Consider I have three random variables A, B, C. I know that A depends on (B,C). Can I always deduce that it implies that A depends on B and also A depends on C? I mean does it implies that neither A is independent of B or A is independent of C?
I tried to find my answer using the definition that if A and (B, C) are independent then $p(A| B, C)= p(A)$ therefore, $\frac{p(A\cap (B, C))}{p(B, C)} = p(A)$. Then, if I want to use proof by contradiction, I can suppose that A and B are independent. therefore, $p(A|B)= \frac{p(A \cap B)}{p(B)}=p(A)$. But I cannot continue my proof from this part, since for the equation of $\frac{p(A\cap (B, C))}{p(B, C)} = p(A)$ I need something about $p(B, C)$ not, A and B.
I also know that A and B and C are independent if they all mutually be independent, and A be independent of (B, C), B be independent of (A, C), and C be independent of (A, B).

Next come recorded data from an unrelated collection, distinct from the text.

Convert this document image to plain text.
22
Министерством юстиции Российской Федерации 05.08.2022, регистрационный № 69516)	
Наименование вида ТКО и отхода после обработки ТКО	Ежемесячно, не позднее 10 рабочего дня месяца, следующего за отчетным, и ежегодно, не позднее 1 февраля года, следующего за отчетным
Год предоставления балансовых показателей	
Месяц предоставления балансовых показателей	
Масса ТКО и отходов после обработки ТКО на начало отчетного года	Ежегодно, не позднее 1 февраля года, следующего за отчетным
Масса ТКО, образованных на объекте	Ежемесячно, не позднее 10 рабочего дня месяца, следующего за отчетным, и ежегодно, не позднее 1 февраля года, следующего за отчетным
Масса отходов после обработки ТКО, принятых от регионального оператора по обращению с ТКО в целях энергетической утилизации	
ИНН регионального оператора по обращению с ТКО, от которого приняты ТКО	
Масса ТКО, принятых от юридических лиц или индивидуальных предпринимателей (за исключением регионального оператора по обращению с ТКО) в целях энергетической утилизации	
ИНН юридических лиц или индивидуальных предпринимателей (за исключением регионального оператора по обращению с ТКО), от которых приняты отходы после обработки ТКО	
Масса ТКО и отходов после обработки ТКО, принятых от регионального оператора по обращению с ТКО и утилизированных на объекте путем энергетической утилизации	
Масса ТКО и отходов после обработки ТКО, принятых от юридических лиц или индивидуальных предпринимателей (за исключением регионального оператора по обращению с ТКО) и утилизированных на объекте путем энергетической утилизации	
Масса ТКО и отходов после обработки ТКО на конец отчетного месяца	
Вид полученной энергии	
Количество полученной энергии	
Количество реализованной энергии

Based on this, is this deduction correct:
If I know that A is independent of (B, C), we must have
A be independent of B, and
A be independent of C.
Therefore, if one of these two conditions doesn't hold, then A is never independent of (B, C) jointly. Thus,
when I know that A depends on (B, C), I may have A is independent of B.
Is this sentence correct?
I got confused. How is that possible? the fig (d) in this answer shows that in v structure, Z depends on (X, Y) and also Z depends on X and Z depends on Y. I got confused. How can I imagine somehow the same figure when Z depends on (X, Y) and also Z depends on X, but Z is independent of Y?
(Sorry if my notation is not precise in statistics)